Using a custom flume interceptor while ingesting data from kafka to hdfs
When using the ARGO Messaging API for ingestion in-front of the compute engine, a broker network is needed for the relay of messages and an ingestion mechanism for storing the data on HDFS. The ingestion mechanism used is the flume service.
ARGO Messaging API produces JSON messages in the following schema:
{
"messageId": "12",
"attributes": [
{
"key": "foo",
"value": "bar"
}
],
"data": "dGhpcyBpcyB0aGUgcGF5bG9hZA==",
"publishTime": "2016-03-09T13:02:21.139873825Z"
}
Notice that the payload is included in the “data” field and is encoded in base64. Usually in the compute engine the encoded payload when decoded will result in a binary AVRO file.

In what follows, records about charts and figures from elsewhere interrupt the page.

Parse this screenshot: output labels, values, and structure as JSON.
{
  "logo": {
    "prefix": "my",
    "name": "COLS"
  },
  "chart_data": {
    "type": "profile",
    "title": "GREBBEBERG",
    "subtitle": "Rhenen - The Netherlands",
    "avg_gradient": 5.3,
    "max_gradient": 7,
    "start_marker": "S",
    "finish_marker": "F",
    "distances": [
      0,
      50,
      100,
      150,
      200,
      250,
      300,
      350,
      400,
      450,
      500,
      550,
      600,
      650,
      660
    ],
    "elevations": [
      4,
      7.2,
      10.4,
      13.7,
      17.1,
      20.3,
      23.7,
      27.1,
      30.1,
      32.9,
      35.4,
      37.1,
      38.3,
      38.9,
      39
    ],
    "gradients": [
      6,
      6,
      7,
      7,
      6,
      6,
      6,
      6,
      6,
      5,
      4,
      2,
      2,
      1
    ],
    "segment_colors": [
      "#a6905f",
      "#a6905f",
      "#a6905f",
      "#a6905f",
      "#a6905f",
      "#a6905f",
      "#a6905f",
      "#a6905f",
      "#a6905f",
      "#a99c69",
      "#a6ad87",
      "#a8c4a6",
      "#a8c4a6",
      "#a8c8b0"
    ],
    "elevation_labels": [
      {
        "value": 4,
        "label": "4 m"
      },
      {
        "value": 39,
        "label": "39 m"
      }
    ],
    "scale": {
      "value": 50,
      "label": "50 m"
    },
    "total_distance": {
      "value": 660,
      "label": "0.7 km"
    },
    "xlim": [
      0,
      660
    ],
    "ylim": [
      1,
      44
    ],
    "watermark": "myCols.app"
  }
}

Flume is configured to listen to a KAFKA source (broker network) and transfer though a memory channel each event to an HDFS sink (destination).
In order to keep only the integral part of the payload and transfer it decoded to it’s final destination we need to define a flume interceptor on the KAFKA source. Interceptors give the ability to flume to drop or modify events. Interceptors are actually JAVA classes that implement the Interceptor Interface. Flume comes with a bunch of build in interceptors but gives also the ability to define custom ones.
For the ingestion part of the Compute Engine a custom flume Decode Interceptor was developed as a small maven project.
Interceptor parses the original JSON message looking for the “attributes” dictionary. For each defined attribute the interceptor reads it’s key/value pair and exposes it as a flume event header. The flume header gets an “argo_” prefix in order to maintain discernibility from other flume environment headers that the event might carry. Also the interceptor supplies the event with a special header = ‘flume.avro.schema.url’ which will be used further down the line by the AvroEventSerializer when storing the event to HDFS.
The Decode Interceptor project is hosted in the directory /flume/decode_interceptor
of the argo-compute-engine repo.
To build the jar file use the following commands:
cd /flume/decode_interceptor
mvn clean
mvn package
The build process produces the following file:
/flume/decode_interceptor/target/decode-interceptor-x.y.z-SNAPSHOT.jar
(where x,y,z are integers used for versioning)
To only test the interceptor, just issue
cd /flume/decode_interceptor
mvn test
This file must be deployed to the node that flume-agent runs At flume-agent node, deploy the JAR file to the following path (please create if doesn’t exist)
/usr/lib/flume-ng/plugins.d/decode_interceptor/lib/
Then on the flume configuration file the interceptor must be added to the relevant source for e.g.
Contents of flume configuration file:
flume1.sources.kafka-source-1.interceptors = DecodeInterceptor
flume1.sources.kafka-source-1.interceptors.DecodeInterceptor.type=argo.DecodeInterceptor$Builder
flume1.sources.kafka-source-1.interceptors.DecoreInterceptor.schemaURL=hdfs://path/to/available/schemas
The schemaURL
parameter defines a hdfs url pointing to an available HDFS location that contains AVRO avsc schema files used
in encoding supported ingestion data.